@thatonehasalittlecar
As for those conflating the use of cis in a very specific way in this argument with predators raping women in prisons - do fuck off. We can be more nuanced in our navigation of this issue. Do I think we should blithely open all women’s spaces to men? Of course not. But can we facilitate the needs of a small group of society who themselves are persecuted and abused in horrific ways? Yes I think we can - and should.
I am extremely uncomfortable with (for example) self-certification being open to abuse but we need to work on ways to prevent this whilst still acknowledging that there are people who need support with their identity as it relates to their position in the world.
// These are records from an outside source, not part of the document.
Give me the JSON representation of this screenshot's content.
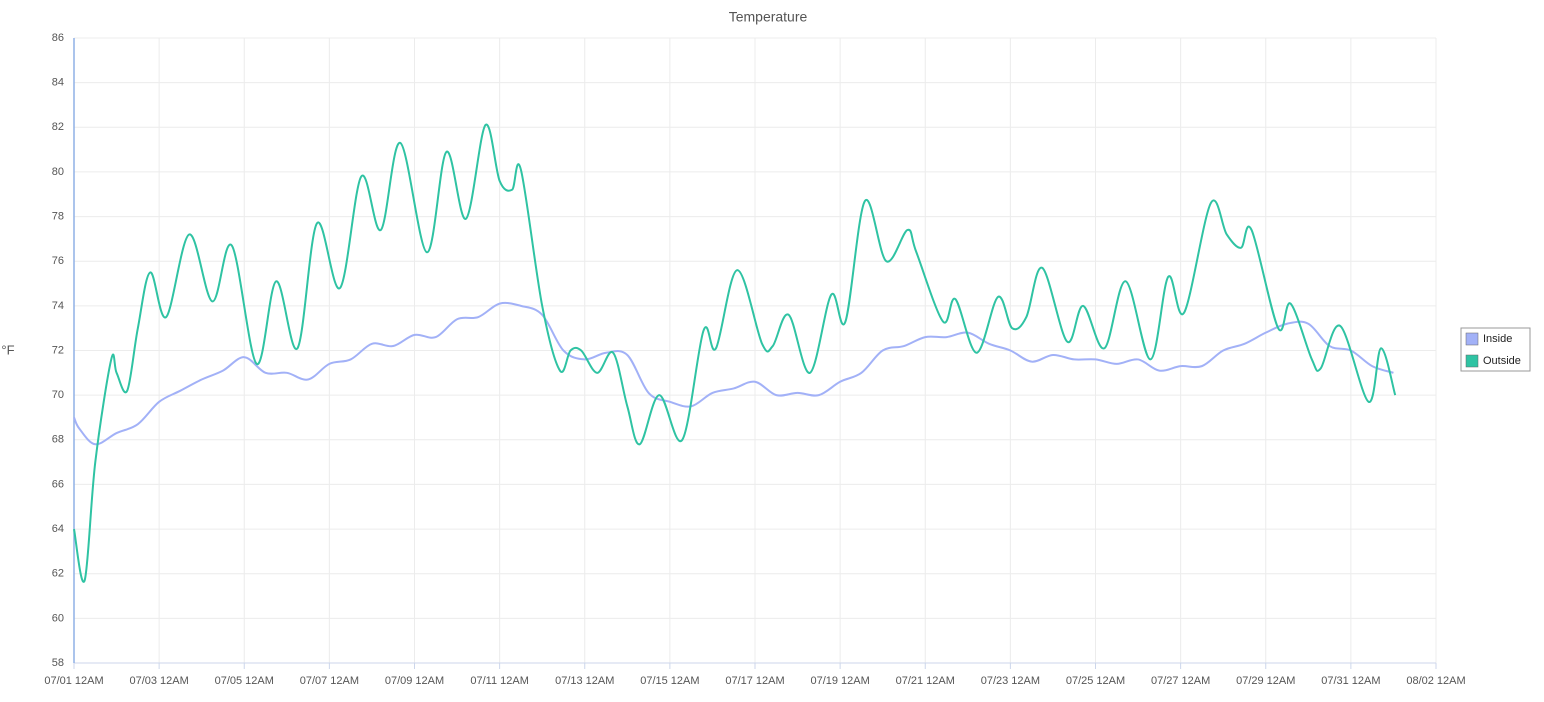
{
  "chart_data": {
    "type": "line",
    "title": "Temperature",
    "y_label": "°F",
    "xlim": [
      "07/01 12AM",
      "08/02 12AM"
    ],
    "xticks": [
      "07/01 12AM",
      "07/03 12AM",
      "07/05 12AM",
      "07/07 12AM",
      "07/09 12AM",
      "07/11 12AM",
      "07/13 12AM",
      "07/15 12AM",
      "07/17 12AM",
      "07/19 12AM",
      "07/21 12AM",
      "07/23 12AM",
      "07/25 12AM",
      "07/27 12AM",
      "07/29 12AM",
      "07/31 12AM",
      "08/02 12AM"
    ],
    "ylim": [
      58,
      86
    ],
    "yticks": [
      58,
      60,
      62,
      64,
      66,
      68,
      70,
      72,
      74,
      76,
      78,
      80,
      82,
      84,
      86
    ],
    "grid": true,
    "legend": "right",
    "series": [
      {
        "name": "Inside",
        "color": "#a2b1f7",
        "x": [
          "07/01 12AM",
          "07/01 3AM",
          "07/01 12PM",
          "07/02 12AM",
          "07/02 12PM",
          "07/03 12AM",
          "07/03 12PM",
          "07/04 12AM",
          "07/04 12PM",
          "07/05 12AM",
          "07/05 12PM",
          "07/06 12AM",
          "07/06 12PM",
          "07/07 12AM",
          "07/07 12PM",
          "07/08 12AM",
          "07/08 12PM",
          "07/09 12AM",
          "07/09 12PM",
          "07/10 12AM",
          "07/10 12PM",
          "07/11 12AM",
          "07/11 12PM",
          "07/12 12AM",
          "07/12 12PM",
          "07/13 12AM",
          "07/13 12PM",
          "07/14 12AM",
          "07/14 12PM",
          "07/15 12AM",
          "07/15 12PM",
          "07/16 12AM",
          "07/16 12PM",
          "07/17 12AM",
          "07/17 12PM",
          "07/18 12AM",
          "07/18 12PM",
          "07/19 12AM",
          "07/19 12PM",
          "07/20 12AM",
          "07/20 12PM",
          "07/21 12AM",
          "07/21 12PM",
          "07/22 12AM",
          "07/22 12PM",
          "07/23 12AM",
          "07/23 12PM",
          "07/24 12AM",
          "07/24 12PM",
          "07/25 12AM",
          "07/25 12PM",
          "07/26 12AM",
          "07/26 12PM",
          "07/27 12AM",
          "07/27 12PM",
          "07/28 12AM",
          "07/28 12PM",
          "07/29 12AM",
          "07/29 12PM",
          "07/30 12AM",
          "07/30 12PM",
          "07/31 12AM",
          "07/31 12PM",
          "08/01 12AM"
        ],
        "values": [
          69.0,
          68.5,
          67.8,
          68.3,
          68.7,
          69.7,
          70.2,
          70.7,
          71.1,
          71.7,
          71.0,
          71.0,
          70.7,
          71.4,
          71.6,
          72.3,
          72.2,
          72.7,
          72.6,
          73.4,
          73.5,
          74.1,
          74.0,
          73.6,
          72.0,
          71.6,
          71.9,
          71.8,
          70.1,
          69.7,
          69.5,
          70.1,
          70.3,
          70.6,
          70.0,
          70.1,
          70.0,
          70.6,
          71.0,
          72.0,
          72.2,
          72.6,
          72.6,
          72.8,
          72.3,
          72.0,
          71.5,
          71.8,
          71.6,
          71.6,
          71.4,
          71.6,
          71.1,
          71.3,
          71.3,
          72.0,
          72.3,
          72.8,
          73.2,
          73.2,
          72.2,
          72.0,
          71.3,
          71.0
        ]
      },
      {
        "name": "Outside",
        "color": "#2fc3a3",
        "x": [
          "07/01 12AM",
          "07/01 6AM",
          "07/01 12PM",
          "07/01 9PM",
          "07/02 12AM",
          "07/02 6AM",
          "07/02 12PM",
          "07/02 7PM",
          "07/03 4AM",
          "07/03 5PM",
          "07/04 6AM",
          "07/04 5PM",
          "07/05 7AM",
          "07/05 6PM",
          "07/06 6AM",
          "07/06 5PM",
          "07/07 6AM",
          "07/07 6PM",
          "07/08 5AM",
          "07/08 4PM",
          "07/09 7AM",
          "07/09 6PM",
          "07/10 5AM",
          "07/10 4PM",
          "07/11 12AM",
          "07/11 7AM",
          "07/11 12PM",
          "07/12 12AM",
          "07/12 10AM",
          "07/12 4PM",
          "07/12 10PM",
          "07/13 7AM",
          "07/13 4PM",
          "07/14 12AM",
          "07/14 7AM",
          "07/14 6PM",
          "07/15 7AM",
          "07/15 7PM",
          "07/16 2AM",
          "07/16 2PM",
          "07/17 4AM",
          "07/17 10AM",
          "07/17 7PM",
          "07/18 7AM",
          "07/18 7PM",
          "07/19 3AM",
          "07/19 2PM",
          "07/20 2AM",
          "07/20 2PM",
          "07/20 7PM",
          "07/21 10AM",
          "07/21 5PM",
          "07/22 5AM",
          "07/22 5PM",
          "07/23 1AM",
          "07/23 9AM",
          "07/23 6PM",
          "07/24 8AM",
          "07/24 5PM",
          "07/25 5AM",
          "07/25 5PM",
          "07/26 7AM",
          "07/26 5PM",
          "07/27 2AM",
          "07/27 5PM",
          "07/28 2AM",
          "07/28 10AM",
          "07/28 4PM",
          "07/29 7AM",
          "07/29 2PM",
          "07/30 2AM",
          "07/30 7AM",
          "07/30 6PM",
          "07/31 10AM",
          "07/31 5PM",
          "08/01 1AM"
        ],
        "values": [
          64.0,
          61.7,
          67.0,
          71.6,
          71.0,
          70.2,
          73.0,
          75.5,
          73.5,
          77.2,
          74.2,
          76.7,
          71.4,
          75.1,
          72.1,
          77.7,
          74.8,
          79.8,
          77.4,
          81.3,
          76.4,
          80.9,
          77.9,
          82.1,
          79.6,
          79.2,
          80.1,
          74.0,
          71.1,
          72.0,
          72.0,
          71.0,
          71.9,
          69.5,
          67.8,
          70.0,
          68.0,
          72.9,
          72.1,
          75.6,
          72.3,
          72.2,
          73.6,
          71.0,
          74.5,
          73.3,
          78.7,
          76.0,
          77.4,
          76.4,
          73.3,
          74.3,
          71.9,
          74.4,
          73.0,
          73.5,
          75.7,
          72.4,
          74.0,
          72.1,
          75.1,
          71.6,
          75.3,
          73.7,
          78.6,
          77.2,
          76.6,
          77.4,
          73.0,
          74.1,
          71.6,
          71.2,
          73.1,
          69.7,
          72.1,
          70.0
        ]
      }
    ]
  }
}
But the genderist assertion that Woman is a mixed-sex group that splits down into cis (female) and trans (male) woman is fundamentally against the types of exceptions you have laid out here. Do you see that?
In practical terms, you don't need to say a trans woman IS a type of woman to support and proect her. You can achieve exactly the same thing by saying she's a type of man who needs special treatment. Or if calling her a man is too distressing, you could explore some of the third sex / two spirit concepts.
So why is it so important to genderism to say not just "she needs to be treated as if she were a woman" but "she actually IS a woman, the defintion of a woman includes her", and thereby redefine womanhood from a simple fact about the body to a type of mind or personality not just for trans women but for ALL women?
It is purely and simply to make it impossible to justify exactly the types of single sex rights and exemptions you support. If you can convince the world that the ineffable "womannyness" shared between trans women and cis women is more significant than the difference between their bodies, it becomes much harder to justify treating them differently.
The point of reframing the group of males who (believe they) identify as women from "men who we sometimes treat as if they are women socially" to "a subset of women who have male bodies" is to create a situation where treating trans women and cis women differently for any reason beyond the purely medical is by definition transphobic and bigotted, because to do so is to place the trans woman as a lesser type of woman.
It allows them to frame differentiating between trans women and "cis women" as equivalent to racism or homophobia, which logically speaking is a nasty little sleight of hand because it presupposes sameness without explicitly arguing for and proving it, and thereby frames any objection as introducing a difference between things that are fundamentally the same rather than challenging that supposition of sameness in the first place.
(As an aside, I've said "between trans women and cis women" because that is how is is always presented, but in practice by "cis women" they actually mean female people. Yes, I know that is not what they say, and probably not even what they consciously think they believe,yet it is evidenced by their actions. Because for all the rhetoric about "not all female people are women", anyone actually attempting to create female-only analysis, spaces, supports or provisions for female people who do not identify as "cis women" is immediately condemned as "transphobic" and faced with social, legal and sometimes even physical attack. Genderists talk a good game about personal identity and widening definitions but in practice need most of us to continue to play our part as "women" so trans women can identify into it.)
This isn't paranoia. It's on Stonewall's website. There is a hashtag #RapistHill under which people openly acknowledge their belief that yes, because trans women are a subset of women and not a subset of men then a trans woman does belong in a women's prison even if she is a rapist and they are ok with that and will defend her right to be there because she is as much a woman as a cis woman and they think they are the good guys fighting bigotry in doing this.
(Aside 2: I'm not entirely sure what the justification is for housing a trans woman with female prisoners without also separating the female estate into women and those who do not identify as cis women. I mean, the ideology may justify housing "women" together but what about the other females? That never gets considered, exactly because the people who focus on what TW need never acknowledge that redefining woman to avoid anything specific to females creates a massive gap between "women's" provisions and what female people may need.)